Question

$e_1$ and $e_2$ are respectively the eccentricities of a hyperbola and its conjugate then $\frac{1}{e_1^2}$+$\frac{1}{e_2^2}$=1.

• A. True
• B. False

Answer 1

The correct option is A True

Let $\frac{x^2}{a^2}-\frac{y^2}{b^2}=1$ $.......\left(1\right)$

And

$\frac{y^2}{b^2}-\frac{x^2}{a^2}=1$ $.........\left(2\right)$ are two hyperbola conjugate to each other.
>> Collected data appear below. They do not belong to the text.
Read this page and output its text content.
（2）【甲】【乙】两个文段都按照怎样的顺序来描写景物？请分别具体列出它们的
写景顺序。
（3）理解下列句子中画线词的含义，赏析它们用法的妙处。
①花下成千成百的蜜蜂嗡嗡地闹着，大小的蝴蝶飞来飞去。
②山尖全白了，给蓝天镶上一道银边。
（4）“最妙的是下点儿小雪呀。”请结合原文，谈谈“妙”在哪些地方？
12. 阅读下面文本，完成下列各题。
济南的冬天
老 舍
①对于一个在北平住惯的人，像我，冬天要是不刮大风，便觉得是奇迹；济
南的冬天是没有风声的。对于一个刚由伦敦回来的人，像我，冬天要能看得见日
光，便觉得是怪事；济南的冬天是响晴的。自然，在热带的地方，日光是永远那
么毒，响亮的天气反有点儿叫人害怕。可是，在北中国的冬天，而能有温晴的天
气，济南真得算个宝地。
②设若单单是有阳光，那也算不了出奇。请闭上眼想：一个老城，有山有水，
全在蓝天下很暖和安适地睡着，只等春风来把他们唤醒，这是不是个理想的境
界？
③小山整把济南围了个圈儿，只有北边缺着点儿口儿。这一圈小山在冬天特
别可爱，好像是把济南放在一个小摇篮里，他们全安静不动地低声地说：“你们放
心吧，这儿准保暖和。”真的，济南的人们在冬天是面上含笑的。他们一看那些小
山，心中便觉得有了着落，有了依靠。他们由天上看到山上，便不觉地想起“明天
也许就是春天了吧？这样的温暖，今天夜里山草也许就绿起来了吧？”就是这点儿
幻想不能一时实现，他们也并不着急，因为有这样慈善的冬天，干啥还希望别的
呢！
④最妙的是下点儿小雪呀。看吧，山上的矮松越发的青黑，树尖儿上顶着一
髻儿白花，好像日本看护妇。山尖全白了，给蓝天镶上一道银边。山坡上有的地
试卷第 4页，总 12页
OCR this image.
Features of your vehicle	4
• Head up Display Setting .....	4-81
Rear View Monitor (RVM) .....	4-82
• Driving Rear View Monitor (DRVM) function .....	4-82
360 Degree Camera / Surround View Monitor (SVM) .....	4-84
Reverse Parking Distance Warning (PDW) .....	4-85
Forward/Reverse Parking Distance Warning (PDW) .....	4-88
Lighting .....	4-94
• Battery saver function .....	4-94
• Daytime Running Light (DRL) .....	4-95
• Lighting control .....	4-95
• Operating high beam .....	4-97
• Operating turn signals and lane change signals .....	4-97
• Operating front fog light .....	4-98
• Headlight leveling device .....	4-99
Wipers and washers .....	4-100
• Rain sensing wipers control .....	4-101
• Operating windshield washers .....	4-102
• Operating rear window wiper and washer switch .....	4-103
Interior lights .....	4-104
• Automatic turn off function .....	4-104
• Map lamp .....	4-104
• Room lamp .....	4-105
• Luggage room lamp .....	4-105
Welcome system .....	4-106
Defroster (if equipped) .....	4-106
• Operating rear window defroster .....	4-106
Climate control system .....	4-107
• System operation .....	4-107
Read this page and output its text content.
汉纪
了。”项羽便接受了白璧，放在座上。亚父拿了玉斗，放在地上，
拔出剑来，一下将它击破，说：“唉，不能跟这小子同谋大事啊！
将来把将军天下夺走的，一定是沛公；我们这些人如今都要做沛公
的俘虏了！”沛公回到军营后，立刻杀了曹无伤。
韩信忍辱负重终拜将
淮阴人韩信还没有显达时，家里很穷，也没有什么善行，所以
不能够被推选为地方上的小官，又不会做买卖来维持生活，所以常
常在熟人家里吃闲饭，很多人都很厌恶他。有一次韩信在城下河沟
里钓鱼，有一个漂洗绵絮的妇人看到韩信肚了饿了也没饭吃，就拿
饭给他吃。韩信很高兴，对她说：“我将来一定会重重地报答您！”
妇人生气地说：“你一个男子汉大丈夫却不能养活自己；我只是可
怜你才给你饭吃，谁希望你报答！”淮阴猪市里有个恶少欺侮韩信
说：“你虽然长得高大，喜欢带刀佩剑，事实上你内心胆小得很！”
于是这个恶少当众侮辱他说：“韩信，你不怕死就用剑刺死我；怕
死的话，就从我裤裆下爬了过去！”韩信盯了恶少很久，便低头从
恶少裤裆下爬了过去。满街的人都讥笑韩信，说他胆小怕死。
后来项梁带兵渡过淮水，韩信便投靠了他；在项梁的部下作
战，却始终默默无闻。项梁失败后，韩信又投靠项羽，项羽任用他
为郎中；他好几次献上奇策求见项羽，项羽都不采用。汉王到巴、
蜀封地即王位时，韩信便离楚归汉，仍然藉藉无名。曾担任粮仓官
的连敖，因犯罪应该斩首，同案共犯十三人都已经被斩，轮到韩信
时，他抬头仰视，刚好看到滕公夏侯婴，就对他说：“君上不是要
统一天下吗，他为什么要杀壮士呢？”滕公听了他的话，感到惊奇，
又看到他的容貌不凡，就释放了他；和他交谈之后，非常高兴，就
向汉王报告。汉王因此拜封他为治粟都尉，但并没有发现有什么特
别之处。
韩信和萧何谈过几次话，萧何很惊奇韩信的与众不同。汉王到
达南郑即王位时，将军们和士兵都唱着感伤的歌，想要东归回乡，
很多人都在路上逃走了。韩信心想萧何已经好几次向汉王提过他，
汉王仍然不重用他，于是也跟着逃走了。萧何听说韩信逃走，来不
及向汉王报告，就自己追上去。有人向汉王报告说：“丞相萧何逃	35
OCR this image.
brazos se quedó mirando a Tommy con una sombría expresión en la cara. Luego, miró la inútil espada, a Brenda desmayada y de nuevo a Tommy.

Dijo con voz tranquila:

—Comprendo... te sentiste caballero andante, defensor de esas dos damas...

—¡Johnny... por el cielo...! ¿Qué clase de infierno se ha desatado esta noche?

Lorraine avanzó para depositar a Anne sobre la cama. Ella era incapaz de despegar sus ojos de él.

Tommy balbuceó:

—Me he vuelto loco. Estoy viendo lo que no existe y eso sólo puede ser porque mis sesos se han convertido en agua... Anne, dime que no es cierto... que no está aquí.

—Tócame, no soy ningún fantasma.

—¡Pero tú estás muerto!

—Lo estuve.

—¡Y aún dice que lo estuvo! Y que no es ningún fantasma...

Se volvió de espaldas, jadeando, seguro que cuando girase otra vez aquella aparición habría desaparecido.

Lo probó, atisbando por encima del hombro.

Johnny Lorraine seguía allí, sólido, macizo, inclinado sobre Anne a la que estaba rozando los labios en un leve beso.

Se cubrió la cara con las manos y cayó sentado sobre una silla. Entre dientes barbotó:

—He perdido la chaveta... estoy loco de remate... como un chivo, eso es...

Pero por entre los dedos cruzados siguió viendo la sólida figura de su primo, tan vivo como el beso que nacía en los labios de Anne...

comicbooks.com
Also let, $e_1$ and $e_2$ are the eccentricities of $\left(1\right)$ and $\left(2\right)$ respectively.

Then,

$e_1^2=1+\frac{b^2}{a^2}$ and $e_2^2=1+\frac{a^2}{b^2}$

Therefore,

$\Rightarrow \frac{1}{e_1^2}+\frac{1}{e_2^2}$

$\Rightarrow \frac{1}{1+\frac{b^2}{a^2}}+\frac{1}{1+\frac{a^2}{b^2}}$

$\Rightarrow \frac{a^2}{a^2+b^2}+\frac{b^2}{a^2+b^2}$

$\Rightarrow \frac{a^2+b^2}{a^2+b^2}$

$\Rightarrow 1$

Hence, proved.